Hukuk, ‘umut hakkı’nı tanımayı gerektiriyor

ÖHD Ankara Şubesi Eşbaşkanı Ferdi Sidar, Türk iktidarının hem iç hukuk hem de uluslararası hukuk gereği ‘umut hakkı’nı tanıması gerektiğini söyledi.

UMUT HAKKI

Avukat Ferdi Sidar, Önder Apo’nun mevcut durumunun ‘umut hakkı’ndan yararlanmasına olanak sunduğunu, bunun engellenmesinin hukuksuzluk olduğunu söyledi. 

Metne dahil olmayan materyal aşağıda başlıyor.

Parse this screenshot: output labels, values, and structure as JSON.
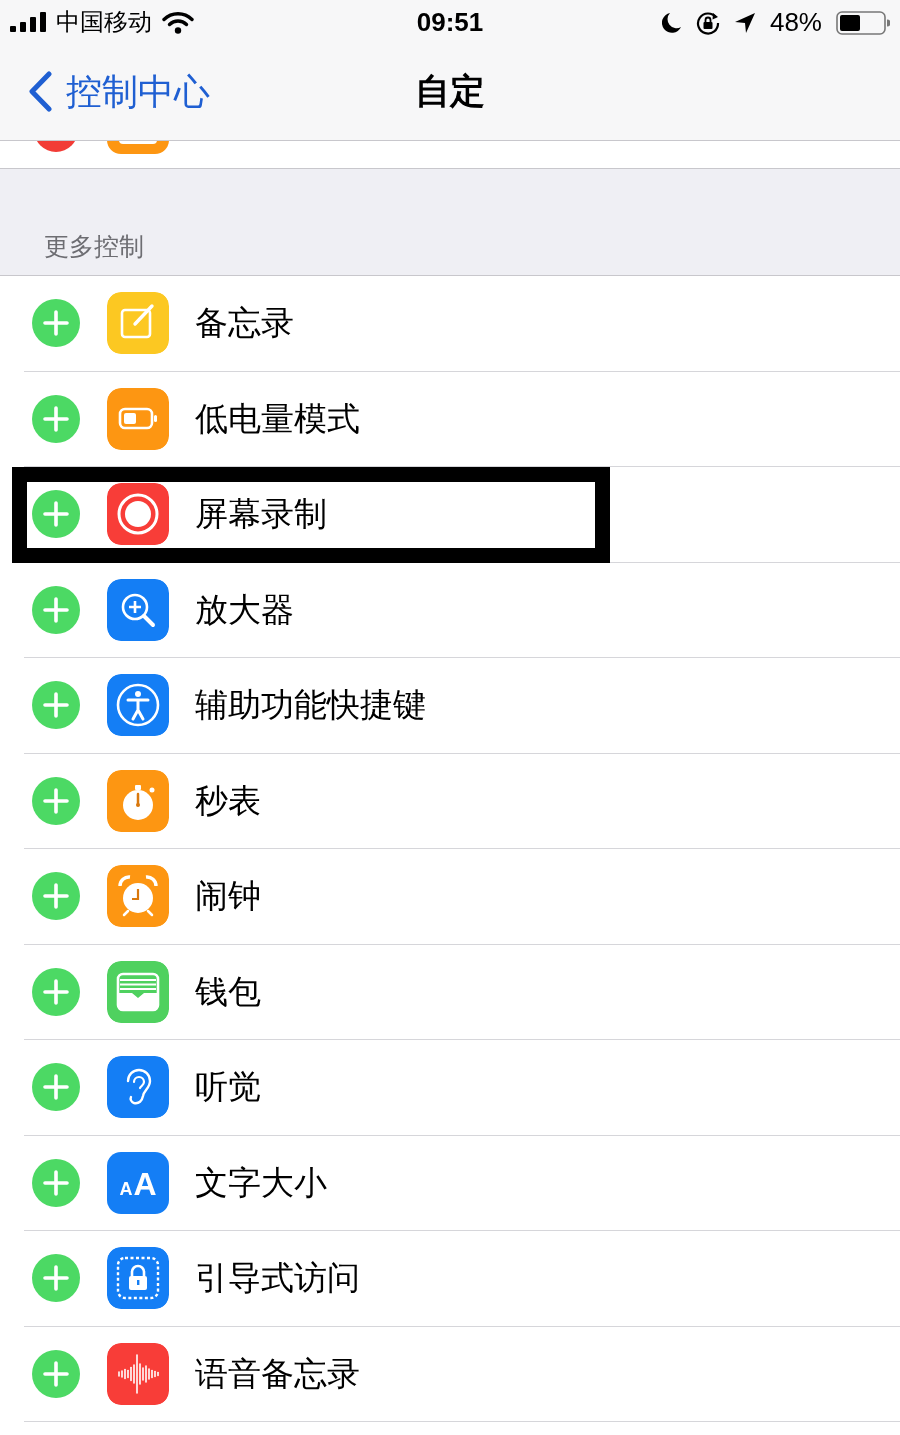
{
  "status_bar": {
    "carrier": "中国移动",
    "time": "09:51",
    "battery": "48%"
  },
  "nav_bar": {
    "back": "控制中心",
    "title": "自定"
  },
  "section": {
    "header": "更多控制",
    "items": [
      {
        "label": "备忘录",
        "kind": "notes",
        "highlighted": false
      },
      {
        "label": "低电量模式",
        "kind": "battery",
        "highlighted": false
      },
      {
        "label": "屏幕录制",
        "kind": "record",
        "highlighted": true
      },
      {
        "label": "放大器",
        "kind": "magnifier",
        "highlighted": false
      },
      {
        "label": "辅助功能快捷键",
        "kind": "accessibility",
        "highlighted": false
      },
      {
        "label": "秒表",
        "kind": "stopwatch",
        "highlighted": false
      },
      {
        "label": "闹钟",
        "kind": "alarm",
        "highlighted": false
      },
      {
        "label": "钱包",
        "kind": "wallet",
        "highlighted": false
      },
      {
        "label": "听觉",
        "kind": "ear",
        "highlighted": false
      },
      {
        "label": "文字大小",
        "kind": "textsize",
        "icon_text": [
          "A",
          "A"
        ],
        "highlighted": false
      },
      {
        "label": "引导式访问",
        "kind": "lock",
        "highlighted": false
      },
      {
        "label": "语音备忘录",
        "kind": "waveform",
        "highlighted": false
      }
    ]
  }
}
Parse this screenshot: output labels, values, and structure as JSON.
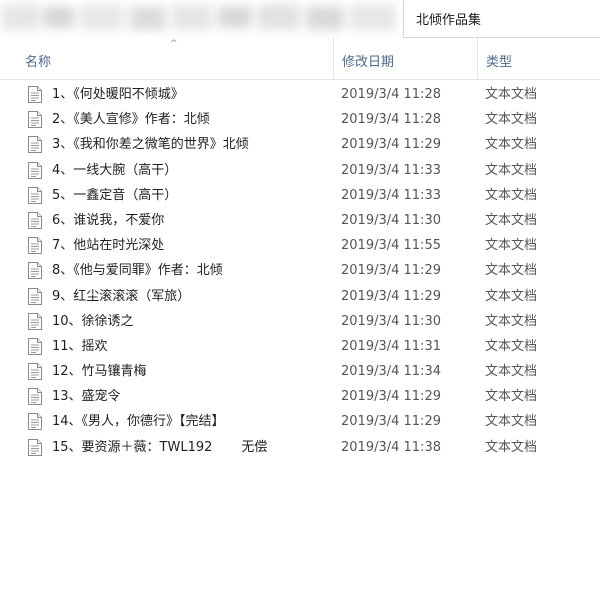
{
  "window": {
    "path_title": "北倾作品集"
  },
  "columns": {
    "name": "名称",
    "date": "修改日期",
    "type": "类型",
    "sort_indicator": "^"
  },
  "files": [
    {
      "name": "1、《何处暖阳不倾城》",
      "date": "2019/3/4 11:28",
      "type": "文本文档"
    },
    {
      "name": "2、《美人宣修》作者：北倾",
      "date": "2019/3/4 11:28",
      "type": "文本文档"
    },
    {
      "name": "3、《我和你差之微笔的世界》北倾",
      "date": "2019/3/4 11:29",
      "type": "文本文档"
    },
    {
      "name": "4、一线大腕（高干）",
      "date": "2019/3/4 11:33",
      "type": "文本文档"
    },
    {
      "name": "5、一鑫定音（高干）",
      "date": "2019/3/4 11:33",
      "type": "文本文档"
    },
    {
      "name": "6、谁说我，不爱你",
      "date": "2019/3/4 11:30",
      "type": "文本文档"
    },
    {
      "name": "7、他站在时光深处",
      "date": "2019/3/4 11:55",
      "type": "文本文档"
    },
    {
      "name": "8、《他与爱同罪》作者：北倾",
      "date": "2019/3/4 11:29",
      "type": "文本文档"
    },
    {
      "name": "9、红尘滚滚滚（军旅）",
      "date": "2019/3/4 11:29",
      "type": "文本文档"
    },
    {
      "name": "10、徐徐诱之",
      "date": "2019/3/4 11:30",
      "type": "文本文档"
    },
    {
      "name": "11、摇欢",
      "date": "2019/3/4 11:31",
      "type": "文本文档"
    },
    {
      "name": "12、竹马镶青梅",
      "date": "2019/3/4 11:34",
      "type": "文本文档"
    },
    {
      "name": "13、盛宠令",
      "date": "2019/3/4 11:29",
      "type": "文本文档"
    },
    {
      "name": "14、《男人，你德行》【完结】",
      "date": "2019/3/4 11:29",
      "type": "文本文档"
    },
    {
      "name": "15、要资源＋薇：TWL192       无偿",
      "date": "2019/3/4 11:38",
      "type": "文本文档"
    }
  ]
}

ANF’ye konuşan Özgürlük İçin Hukukçular Derneği (ÖHD) Ankara Şubesi Eşbaşkanı Ferdi Sidar, ‘umut hakkı’nın, evrensel ve hukuk anlamda ölüm cezasının insan haklarına aykırılığının gündeme gelmesiyle ortaya çıkan bir kavram olduğunu hatırlattı. Sidar, “Yaşamanın yadsınamaz değerinin, ölüm cezasının suçların azaltılmasındaki işlevsizliği ve ailelerinin yaşadığı adaletsizlikler temelinde, insani, etik ve cezai boyutlarıyla tepki toplayan bu uygulama, uzun yıllar hukuki alanda ve kamuoyunda verilen mücadelelerin sonucunda, başta Avrupa ülkeleri olmak üzere, birçok ülkede yasaklanmıştır” dedi.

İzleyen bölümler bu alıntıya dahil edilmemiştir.